2000 Yılında Gladyatör filminde Duduk çalmıştır.
Genelde duduk’un melodisiyle Ermenilerin silinmez yaralarını, yaşama ve yaratma tutkusunu bütün Dünya’ya anlatır.    *Dinleti*

MEY     

Tarihçe
Asyada yaygınlık kazanmıştır, kökeni Farsçadır. Aynı zamanda Şarap, içki anlamına gelir.
Elimizde bulunan en eski bulgu Helenistik dönem Mısırına aittir.
Mısır kabartmalarında bu çalgının ismi “Mait” olarak geçmektedir.Antik Mısırın Eski Krallıklarından 4. Hanedan da hem uzun hemde kısa tiplerine rastlamaktayız.
Mait, tarihte Monaulas olarakta adlandırılmaktadır.
1934 yılında Bartın gazetesinde, 18.yy da ve daha öncesinde Mısır kabartmalarında ki resimlerde bu çalgının görüldüğünü yazmıştır.
Brüksel müzesinde Atina vazo resimlerinde  Mey’in son dönem auloi’sine benzerliği gözlenmektedir.
Bu çalgının Türklere ait en eski kaynağının Maragalı Abdulkadir’e (1360 – 1435 Fars Bilgini ve Müzik adamı) ait olduğu bilinmektedir.
“Makasidü’l Elhan” adlı eserinde Nayçe-i Balaban İsmiyle yer alan bu çalgıya “Surnaya benzer, surnayın talimi bununla yapılır, yumuşak ve hazin bir sesi vardır” demektedir.
Maragalı’dan iki asır sonra gelen Evliya Çelebi’de Seyahatname’sinde bahsetmiştir.
İlk olarak 1950 yılında TRT’de Cevri ALTINTAŞ tarafından kullanılmıştır.
1975 yılında kurulan İ.T.Ü Türk Musikisi Devlet Konservatuarı, Ege ve Gaziantep üniversiteleri devlet konservatuarlarında, meyin esas meslek olarak eğitimi yapılmaktadır. Böylece mey sanatçıları ve öğretmenleri günden güne çoğalmaktadır.Bu sayede bu saz sadece bir yöre sazı olmanın dışına çıkarak yurdun hemen her bölgesinde kullanımı sağlanmıştır.

mey

Teknik Bilgi
Mey, Türk Müziği’nde yüzyıllardır sevilerek kullanılan nefesli bir çalgıdır.

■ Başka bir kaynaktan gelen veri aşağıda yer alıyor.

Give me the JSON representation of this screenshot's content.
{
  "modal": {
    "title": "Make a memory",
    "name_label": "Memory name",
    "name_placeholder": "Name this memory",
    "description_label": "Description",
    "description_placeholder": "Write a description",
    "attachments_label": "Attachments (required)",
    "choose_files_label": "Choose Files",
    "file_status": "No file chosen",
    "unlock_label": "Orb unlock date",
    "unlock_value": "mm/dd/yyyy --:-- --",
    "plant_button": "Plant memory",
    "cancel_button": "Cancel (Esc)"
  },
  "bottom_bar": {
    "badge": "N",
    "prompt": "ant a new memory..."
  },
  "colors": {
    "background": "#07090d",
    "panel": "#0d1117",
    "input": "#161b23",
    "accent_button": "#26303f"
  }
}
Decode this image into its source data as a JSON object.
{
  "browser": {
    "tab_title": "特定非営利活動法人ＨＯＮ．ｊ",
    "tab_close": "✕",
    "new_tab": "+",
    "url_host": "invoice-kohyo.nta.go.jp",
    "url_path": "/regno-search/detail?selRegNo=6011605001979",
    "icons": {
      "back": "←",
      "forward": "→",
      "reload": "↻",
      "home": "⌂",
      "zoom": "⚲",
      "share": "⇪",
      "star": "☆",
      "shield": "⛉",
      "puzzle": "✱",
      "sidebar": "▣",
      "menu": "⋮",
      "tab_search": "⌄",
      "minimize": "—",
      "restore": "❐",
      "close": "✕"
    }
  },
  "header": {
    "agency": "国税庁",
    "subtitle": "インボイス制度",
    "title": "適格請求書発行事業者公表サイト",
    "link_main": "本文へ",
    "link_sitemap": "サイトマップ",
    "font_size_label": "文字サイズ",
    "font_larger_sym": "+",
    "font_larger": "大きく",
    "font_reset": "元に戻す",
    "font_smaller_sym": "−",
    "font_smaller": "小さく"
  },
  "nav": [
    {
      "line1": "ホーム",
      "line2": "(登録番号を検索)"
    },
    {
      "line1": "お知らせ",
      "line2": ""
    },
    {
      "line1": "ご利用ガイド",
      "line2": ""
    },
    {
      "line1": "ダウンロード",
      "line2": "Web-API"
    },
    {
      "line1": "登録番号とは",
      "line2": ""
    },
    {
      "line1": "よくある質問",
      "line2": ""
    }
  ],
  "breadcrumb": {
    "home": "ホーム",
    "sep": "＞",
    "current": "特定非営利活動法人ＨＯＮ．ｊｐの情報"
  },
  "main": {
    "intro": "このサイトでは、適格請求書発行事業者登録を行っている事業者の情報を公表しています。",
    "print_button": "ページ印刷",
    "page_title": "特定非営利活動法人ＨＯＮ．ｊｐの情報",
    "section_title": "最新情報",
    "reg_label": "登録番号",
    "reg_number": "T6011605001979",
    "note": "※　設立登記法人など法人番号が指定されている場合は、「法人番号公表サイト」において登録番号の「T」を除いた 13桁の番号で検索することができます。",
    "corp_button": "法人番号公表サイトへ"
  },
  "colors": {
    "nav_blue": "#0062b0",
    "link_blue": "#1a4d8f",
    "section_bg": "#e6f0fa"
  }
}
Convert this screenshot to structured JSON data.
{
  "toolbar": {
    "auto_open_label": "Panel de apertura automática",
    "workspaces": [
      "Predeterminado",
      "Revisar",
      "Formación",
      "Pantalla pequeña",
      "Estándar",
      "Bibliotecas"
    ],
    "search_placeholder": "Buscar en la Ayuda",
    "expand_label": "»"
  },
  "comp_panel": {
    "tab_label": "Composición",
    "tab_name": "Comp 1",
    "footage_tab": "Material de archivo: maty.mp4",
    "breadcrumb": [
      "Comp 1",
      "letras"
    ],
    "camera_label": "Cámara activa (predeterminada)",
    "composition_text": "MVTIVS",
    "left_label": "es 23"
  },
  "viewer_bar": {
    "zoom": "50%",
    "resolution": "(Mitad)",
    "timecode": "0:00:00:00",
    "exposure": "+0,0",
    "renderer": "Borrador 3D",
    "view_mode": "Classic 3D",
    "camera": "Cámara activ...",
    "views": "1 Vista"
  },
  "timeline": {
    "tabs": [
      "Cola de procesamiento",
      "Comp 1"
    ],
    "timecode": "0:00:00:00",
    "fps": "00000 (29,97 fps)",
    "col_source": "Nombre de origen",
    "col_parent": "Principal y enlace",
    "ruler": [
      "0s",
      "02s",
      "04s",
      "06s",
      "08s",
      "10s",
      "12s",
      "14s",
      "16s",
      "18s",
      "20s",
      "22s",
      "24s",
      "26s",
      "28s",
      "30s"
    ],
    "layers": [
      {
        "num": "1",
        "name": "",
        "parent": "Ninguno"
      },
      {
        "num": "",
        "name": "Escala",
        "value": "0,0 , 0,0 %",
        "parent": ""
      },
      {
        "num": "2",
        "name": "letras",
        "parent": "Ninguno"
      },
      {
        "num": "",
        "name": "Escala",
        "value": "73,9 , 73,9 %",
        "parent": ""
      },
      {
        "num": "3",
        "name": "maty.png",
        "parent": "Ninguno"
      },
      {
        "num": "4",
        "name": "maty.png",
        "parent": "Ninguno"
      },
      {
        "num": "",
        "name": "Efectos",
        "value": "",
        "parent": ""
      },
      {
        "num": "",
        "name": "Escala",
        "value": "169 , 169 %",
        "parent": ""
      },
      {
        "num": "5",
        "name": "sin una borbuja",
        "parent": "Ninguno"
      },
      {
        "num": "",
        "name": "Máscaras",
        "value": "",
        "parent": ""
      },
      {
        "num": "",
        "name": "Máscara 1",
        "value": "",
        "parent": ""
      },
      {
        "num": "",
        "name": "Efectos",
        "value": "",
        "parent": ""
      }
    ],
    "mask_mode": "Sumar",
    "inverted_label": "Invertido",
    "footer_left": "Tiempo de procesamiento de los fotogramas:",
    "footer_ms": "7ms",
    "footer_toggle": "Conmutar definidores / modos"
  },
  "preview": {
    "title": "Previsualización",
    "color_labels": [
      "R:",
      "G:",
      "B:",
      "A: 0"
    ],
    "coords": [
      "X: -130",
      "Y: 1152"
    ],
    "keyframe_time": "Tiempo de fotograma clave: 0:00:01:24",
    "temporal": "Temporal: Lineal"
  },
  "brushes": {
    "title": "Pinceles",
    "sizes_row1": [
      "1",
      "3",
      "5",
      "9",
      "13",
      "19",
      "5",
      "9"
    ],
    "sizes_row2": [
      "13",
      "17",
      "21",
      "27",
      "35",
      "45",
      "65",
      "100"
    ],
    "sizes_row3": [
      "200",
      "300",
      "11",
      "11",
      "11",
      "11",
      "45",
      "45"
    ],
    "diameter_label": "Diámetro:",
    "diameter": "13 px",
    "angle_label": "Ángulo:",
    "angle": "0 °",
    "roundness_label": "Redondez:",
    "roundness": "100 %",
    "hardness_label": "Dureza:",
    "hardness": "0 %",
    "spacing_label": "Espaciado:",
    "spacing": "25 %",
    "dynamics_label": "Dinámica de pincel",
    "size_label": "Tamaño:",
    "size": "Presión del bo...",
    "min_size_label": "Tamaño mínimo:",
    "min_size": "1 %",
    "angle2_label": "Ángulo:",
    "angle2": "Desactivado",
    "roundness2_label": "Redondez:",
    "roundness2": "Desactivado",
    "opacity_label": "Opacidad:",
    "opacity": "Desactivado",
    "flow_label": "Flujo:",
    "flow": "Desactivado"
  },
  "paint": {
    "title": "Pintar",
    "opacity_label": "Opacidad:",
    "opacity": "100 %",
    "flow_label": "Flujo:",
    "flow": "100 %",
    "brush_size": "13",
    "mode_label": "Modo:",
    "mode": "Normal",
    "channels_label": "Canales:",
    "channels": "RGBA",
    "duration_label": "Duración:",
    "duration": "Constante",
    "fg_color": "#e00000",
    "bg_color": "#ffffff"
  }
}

Mey’de önde 7 delik, arkada 1 delik vardır.
Parmak dizilimi fa#’ den başlar, tiz sol’de biter.
Mey’lerin en pesi – Si bass mey olarak adlandırılır, yarım ses artarak gider,
Tiz si ardından, tenor do, tenor do#… Diye devam eder,
Fa’da biter,
Her ton için farklı mey kullanılır.
Mey içlerinde en tiz olanıdır, perde diziliminde si bemol iki perdesi vardır, daha ara seslerde kullanılır. İlk kullanılmaya başladığı zamanlarda gövde; kayısı ağaçlarından yapılmaktaydı. Günümüzde “erik“, “ceviz”, “gürgen”, “dut”, “zerdali”, “akasya”, “şimşir” ve “zeytin” gibi ağaçlar da kullanılmaktadır. Son yıllarda, Afrika kaynaklı “gül” ve “bobinka” gibi ağaçların da imalatta kullanıldığı görülmektedir.
Gövdenin baş tarafında, kamışın yerleştirilmesi amacıyla, gövdeden daha kalınca bir bölüm bırakılır. Düz, silindirik şekilli gövde, baş tarafında hem iç çap hem de dış çap olarak genişler. Kamışın takıldığı baş taraftaki iç çap, gövdenin alt tarafındaki iç çapın iki katına ulaşır. Mey kamışları tatlı su kamışından yapılır. (Karabağ sınırında olan gölün kıyısında ki kamışlardan elde edilir.)
Kamış boyları ortalama olarak 80mm ile 150 mm., kamış ağzı ise 20mm ile 40mm arasında değişmektedir. Mey’e ses özelliğini veren uzun ve geniş kamışıdır. Zaman içerisinde kamış yapısında bazı değişiklikler olmuştur. Eskiden kamışlar alt bölgeye yakın yerden iplik ile boğum yapılarak kullanılırdı.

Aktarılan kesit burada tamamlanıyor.